I Trao, in virtù delle loro origini, non sono disposti a scendere a compromessi, non hanno intenzione di sporcarsi le mani per guadagnarsi da vivere: rispettano la figura di Gesualdo chinandogli il capo, non per la persona quanto per “la roba” che egli possiede.
Campare di rendita è il sogno di don Diego Trao.
Di contro, appunto, l’etica del lavoro di cui si fa paladino il protagonista, che ci viene presentato come il self-made man che si lancia tra le fiamme e prova a spegnere l’incendio appiccatosi in casa Trao: quella è casa sua, lì c’è tutto il lavoro di una vita, tutta la roba che va protetta e salvata.
Nella Sicilia del primo Ottocento si assiste ad una gara per aggiudicarsi le terre del demanio: nel romanzo Gesualdo ha le mani in pasta dappertutto, riesce a farsi strada su qualsiasi fronte e per questo la sua roba si incrementa sempre più. Di contro, i fratelli di Bianca Trao, nonché sua sposa, tengono al fumo. L’idea di guadagno e di salvaguardia del patrimonio sono concetti a loro estranei.
I borghesi conoscono le difficoltà della vita, tengono alla sostanza delle cose: il romanzo ci parla proprio di questo, della loro ascesa sociale.

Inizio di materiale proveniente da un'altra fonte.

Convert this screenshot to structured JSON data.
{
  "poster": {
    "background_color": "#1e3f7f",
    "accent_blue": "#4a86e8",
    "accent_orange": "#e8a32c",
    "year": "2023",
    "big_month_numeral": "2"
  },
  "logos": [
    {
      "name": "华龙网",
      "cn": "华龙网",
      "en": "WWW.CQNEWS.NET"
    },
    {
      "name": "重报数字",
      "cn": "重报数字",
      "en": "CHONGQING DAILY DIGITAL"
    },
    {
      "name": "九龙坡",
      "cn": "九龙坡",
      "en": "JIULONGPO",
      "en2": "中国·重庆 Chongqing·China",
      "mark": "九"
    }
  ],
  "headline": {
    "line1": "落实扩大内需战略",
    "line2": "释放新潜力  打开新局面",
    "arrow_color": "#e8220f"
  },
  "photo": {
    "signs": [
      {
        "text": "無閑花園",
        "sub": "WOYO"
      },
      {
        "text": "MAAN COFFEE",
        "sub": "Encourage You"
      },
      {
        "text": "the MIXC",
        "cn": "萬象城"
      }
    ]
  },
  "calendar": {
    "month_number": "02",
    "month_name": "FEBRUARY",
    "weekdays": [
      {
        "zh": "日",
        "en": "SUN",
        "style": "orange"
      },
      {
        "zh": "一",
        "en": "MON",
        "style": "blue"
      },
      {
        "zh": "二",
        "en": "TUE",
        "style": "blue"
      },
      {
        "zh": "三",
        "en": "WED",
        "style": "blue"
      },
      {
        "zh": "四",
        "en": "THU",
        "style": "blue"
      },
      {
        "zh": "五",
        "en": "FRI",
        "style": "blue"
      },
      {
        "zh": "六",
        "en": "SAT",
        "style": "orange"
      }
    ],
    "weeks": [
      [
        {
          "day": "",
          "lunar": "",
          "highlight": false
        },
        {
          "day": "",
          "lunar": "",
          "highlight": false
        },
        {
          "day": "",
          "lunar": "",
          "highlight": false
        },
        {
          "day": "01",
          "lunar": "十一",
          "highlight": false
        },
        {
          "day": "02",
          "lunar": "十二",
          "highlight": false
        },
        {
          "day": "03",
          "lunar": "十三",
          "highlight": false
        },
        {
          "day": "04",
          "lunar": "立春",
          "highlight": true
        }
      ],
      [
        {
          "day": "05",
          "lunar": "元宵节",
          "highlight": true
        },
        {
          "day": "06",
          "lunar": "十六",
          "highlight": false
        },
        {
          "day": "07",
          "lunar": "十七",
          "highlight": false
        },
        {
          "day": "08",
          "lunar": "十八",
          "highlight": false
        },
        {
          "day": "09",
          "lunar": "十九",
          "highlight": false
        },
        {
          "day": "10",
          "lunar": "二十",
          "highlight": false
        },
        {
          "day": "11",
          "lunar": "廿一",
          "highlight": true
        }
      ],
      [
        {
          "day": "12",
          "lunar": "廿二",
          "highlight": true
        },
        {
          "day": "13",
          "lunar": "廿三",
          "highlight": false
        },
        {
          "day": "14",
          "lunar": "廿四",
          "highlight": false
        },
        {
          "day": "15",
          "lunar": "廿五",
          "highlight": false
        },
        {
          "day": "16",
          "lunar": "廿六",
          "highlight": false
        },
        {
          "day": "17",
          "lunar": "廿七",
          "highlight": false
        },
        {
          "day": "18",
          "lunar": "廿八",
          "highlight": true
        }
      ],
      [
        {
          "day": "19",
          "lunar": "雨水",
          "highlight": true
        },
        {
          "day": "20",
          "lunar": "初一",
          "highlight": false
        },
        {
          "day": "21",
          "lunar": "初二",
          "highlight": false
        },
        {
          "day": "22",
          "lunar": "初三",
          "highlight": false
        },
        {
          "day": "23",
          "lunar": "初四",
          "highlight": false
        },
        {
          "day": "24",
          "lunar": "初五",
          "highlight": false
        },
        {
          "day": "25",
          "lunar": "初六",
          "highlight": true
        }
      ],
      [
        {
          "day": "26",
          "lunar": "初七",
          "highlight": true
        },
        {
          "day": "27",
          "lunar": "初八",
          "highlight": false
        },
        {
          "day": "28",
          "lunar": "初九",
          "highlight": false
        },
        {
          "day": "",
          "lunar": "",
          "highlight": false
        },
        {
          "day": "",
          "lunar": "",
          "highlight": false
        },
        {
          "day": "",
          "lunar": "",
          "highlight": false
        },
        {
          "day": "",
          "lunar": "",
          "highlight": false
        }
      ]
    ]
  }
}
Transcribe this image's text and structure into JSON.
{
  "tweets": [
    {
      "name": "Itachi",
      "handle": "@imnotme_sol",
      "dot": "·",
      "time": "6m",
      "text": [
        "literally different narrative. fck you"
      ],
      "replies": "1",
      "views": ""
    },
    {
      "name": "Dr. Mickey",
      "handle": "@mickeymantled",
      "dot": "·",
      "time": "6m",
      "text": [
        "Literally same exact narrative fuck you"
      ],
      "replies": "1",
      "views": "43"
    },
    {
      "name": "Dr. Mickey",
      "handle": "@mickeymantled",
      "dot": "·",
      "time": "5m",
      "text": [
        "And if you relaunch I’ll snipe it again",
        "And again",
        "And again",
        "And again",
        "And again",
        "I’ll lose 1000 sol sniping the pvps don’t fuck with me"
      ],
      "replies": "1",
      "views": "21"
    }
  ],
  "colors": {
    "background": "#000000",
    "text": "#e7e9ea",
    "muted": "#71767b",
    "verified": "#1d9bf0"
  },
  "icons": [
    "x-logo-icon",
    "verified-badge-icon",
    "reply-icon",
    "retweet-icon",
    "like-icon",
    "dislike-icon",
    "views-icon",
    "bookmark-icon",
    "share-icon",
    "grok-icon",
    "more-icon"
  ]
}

Da qui la forte attualità del romanzo: Gesualdo è la perfetta immagine dell’imprenditore moderno, che si vede, però, ostacolare ed arginare l’ascesa.
Parafrasando una frase del Marchese de Mari: il mondo è adesso di chi ha denari, il fumo è buono soltanto in cucina.

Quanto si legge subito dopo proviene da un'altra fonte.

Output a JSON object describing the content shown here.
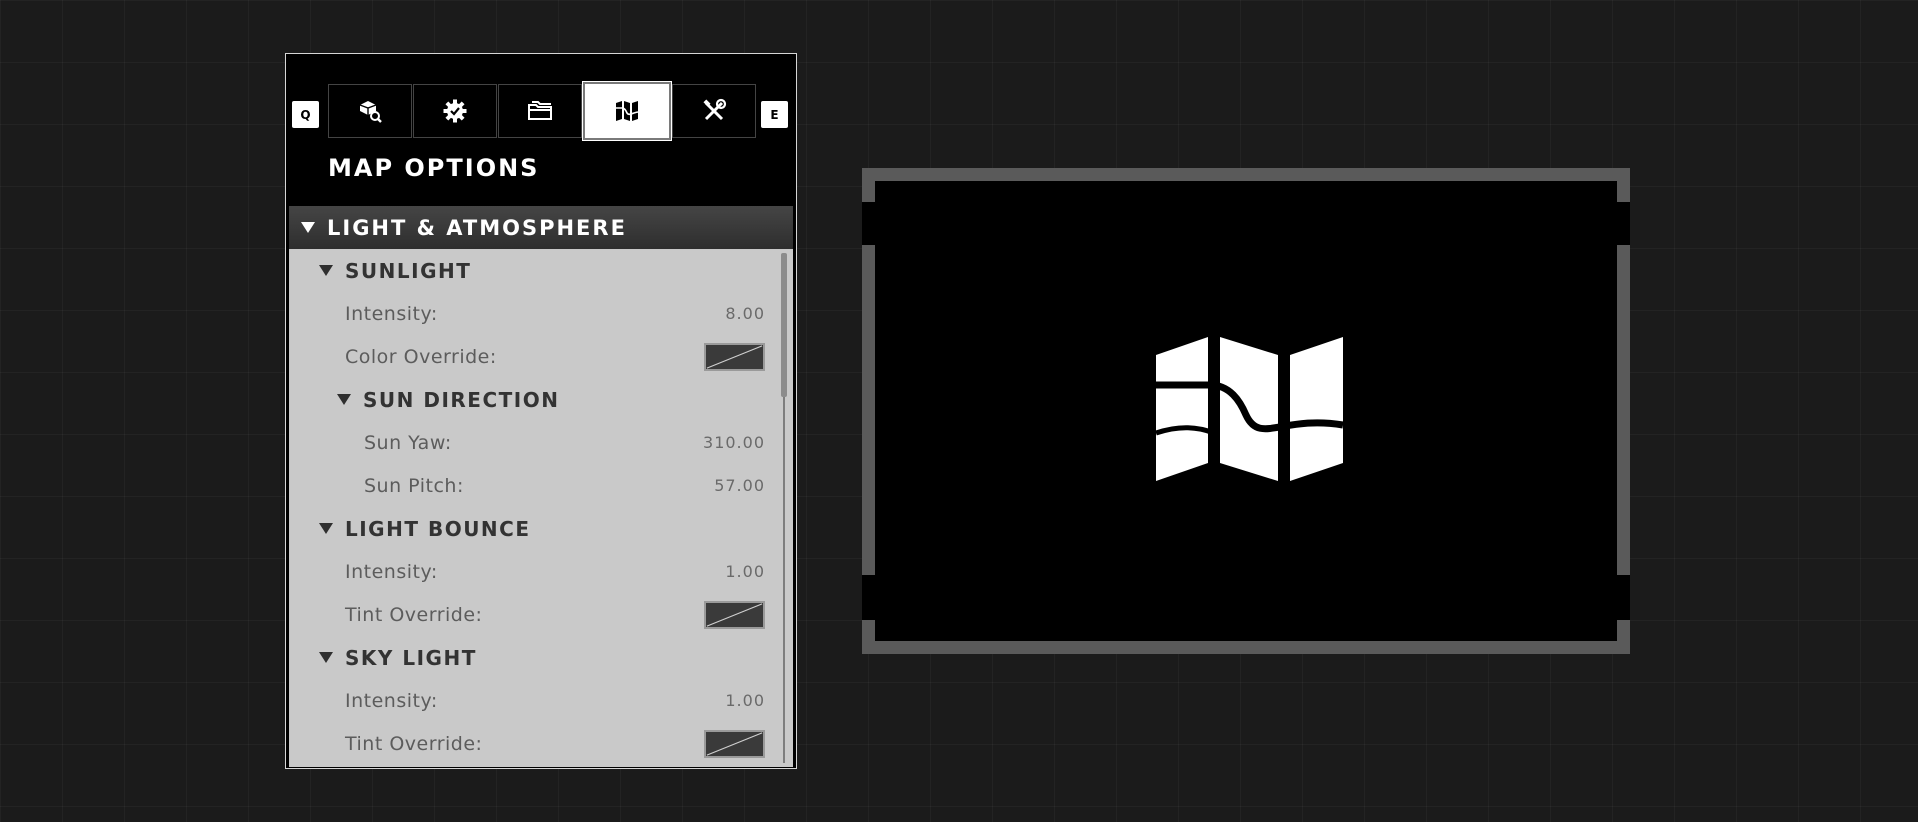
{
  "panel": {
    "left_key": "Q",
    "right_key": "E",
    "tabs": [
      {
        "icon": "object-browser-icon",
        "active": false
      },
      {
        "icon": "gear-icon",
        "active": false
      },
      {
        "icon": "folder-icon",
        "active": false
      },
      {
        "icon": "map-icon",
        "active": true
      },
      {
        "icon": "tools-icon",
        "active": false
      }
    ],
    "title": "MAP OPTIONS",
    "section": "LIGHT & ATMOSPHERE",
    "sunlight": {
      "header": "SUNLIGHT",
      "intensity_label": "Intensity:",
      "intensity_value": "8.00",
      "color_override_label": "Color Override:",
      "sun_direction": {
        "header": "SUN DIRECTION",
        "yaw_label": "Sun Yaw:",
        "yaw_value": "310.00",
        "pitch_label": "Sun Pitch:",
        "pitch_value": "57.00"
      }
    },
    "light_bounce": {
      "header": "LIGHT BOUNCE",
      "intensity_label": "Intensity:",
      "intensity_value": "1.00",
      "tint_override_label": "Tint Override:"
    },
    "sky_light": {
      "header": "SKY LIGHT",
      "intensity_label": "Intensity:",
      "intensity_value": "1.00",
      "tint_override_label": "Tint Override:"
    }
  },
  "preview": {
    "icon": "map-icon"
  },
  "colors": {
    "background": "#1b1b1b",
    "panel_bg": "#000000",
    "content_bg": "#c9c9c9",
    "accent": "#ffffff"
  }
}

È pur vero, però, che in perfetto stile verghiano, secondo la filosofia dei vinti, nel finale del romanzo la roba ritorna a coloro a cui era stata sottratta: i nobili. È il protagonista a decadere, l’attenzione si sposta sul suo declino, in contrapposizione alle follie evoluzionistiche, positivistiche e naturalistiche sviluppatesi all’epoca della prima stesura (1888). Come Manzoni nel “5 Maggio” Verga si chiede, guardando al tragico epilogo, se quella di Gesualdo “fu vera gloria”, vera virtù.
Peccato, dunque, non virtù: l’avidità del protagonista viene maledetta, in nome della nemesi del personaggio epico: la maschera tragica già presente ne “I Malavoglia”.

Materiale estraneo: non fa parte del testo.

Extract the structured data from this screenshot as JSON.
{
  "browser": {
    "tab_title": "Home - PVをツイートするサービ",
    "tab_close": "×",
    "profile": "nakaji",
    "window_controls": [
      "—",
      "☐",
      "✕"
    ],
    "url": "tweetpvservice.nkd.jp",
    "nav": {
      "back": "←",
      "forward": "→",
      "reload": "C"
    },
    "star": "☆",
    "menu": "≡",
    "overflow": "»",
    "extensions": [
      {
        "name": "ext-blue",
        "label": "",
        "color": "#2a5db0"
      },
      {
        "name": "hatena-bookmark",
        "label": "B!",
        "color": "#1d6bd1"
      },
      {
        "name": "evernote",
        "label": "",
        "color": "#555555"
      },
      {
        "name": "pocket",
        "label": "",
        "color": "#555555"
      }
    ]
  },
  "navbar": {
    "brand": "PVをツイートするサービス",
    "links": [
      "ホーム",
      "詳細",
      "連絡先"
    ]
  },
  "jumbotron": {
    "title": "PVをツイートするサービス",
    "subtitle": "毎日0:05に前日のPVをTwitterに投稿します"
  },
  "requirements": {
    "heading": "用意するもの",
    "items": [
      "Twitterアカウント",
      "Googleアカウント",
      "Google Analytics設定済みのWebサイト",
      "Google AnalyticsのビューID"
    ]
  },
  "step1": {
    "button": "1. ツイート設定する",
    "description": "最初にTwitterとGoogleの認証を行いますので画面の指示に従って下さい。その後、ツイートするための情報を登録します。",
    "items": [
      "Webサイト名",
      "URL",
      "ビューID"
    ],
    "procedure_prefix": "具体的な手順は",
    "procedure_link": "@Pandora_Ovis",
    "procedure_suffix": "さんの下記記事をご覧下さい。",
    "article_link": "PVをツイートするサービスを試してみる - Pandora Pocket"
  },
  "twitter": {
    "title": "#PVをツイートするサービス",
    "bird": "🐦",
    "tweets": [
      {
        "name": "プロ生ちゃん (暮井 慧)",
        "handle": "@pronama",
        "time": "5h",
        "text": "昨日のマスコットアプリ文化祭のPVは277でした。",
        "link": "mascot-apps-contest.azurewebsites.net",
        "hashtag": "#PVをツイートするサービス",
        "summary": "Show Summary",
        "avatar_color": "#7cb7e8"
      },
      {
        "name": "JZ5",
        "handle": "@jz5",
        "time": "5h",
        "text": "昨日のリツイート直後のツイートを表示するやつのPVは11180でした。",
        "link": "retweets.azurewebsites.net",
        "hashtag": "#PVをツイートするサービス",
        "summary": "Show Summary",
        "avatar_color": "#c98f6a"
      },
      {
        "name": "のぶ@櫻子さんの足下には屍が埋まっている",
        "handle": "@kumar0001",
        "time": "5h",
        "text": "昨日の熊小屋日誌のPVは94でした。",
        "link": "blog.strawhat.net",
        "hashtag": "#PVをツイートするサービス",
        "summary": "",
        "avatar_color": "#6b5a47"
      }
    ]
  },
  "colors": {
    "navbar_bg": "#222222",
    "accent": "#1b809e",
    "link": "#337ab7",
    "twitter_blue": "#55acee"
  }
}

Gesualdo cerca la felicità, la spera, ma nemmeno nel momento del “trionfo” riesce a sperimentarla. Anzi, più si arricchisce e più diventa acido, astioso, invidioso e rabbioso… in nome della religione della roba. La stessa roba, a cui quell’uomo ha dedicato l’intera esistenza, adesso lo logora provocandogli la morte, privandolo degli affetti a favore dell’interesse economico.
L’aquila del Caucaso che si ciba quotidianamente del fegato di Prometeo è, in questo quadro, il palazzo del duca di Leyra, che divora il “fegato” di Gesualdo come un cane rabbioso.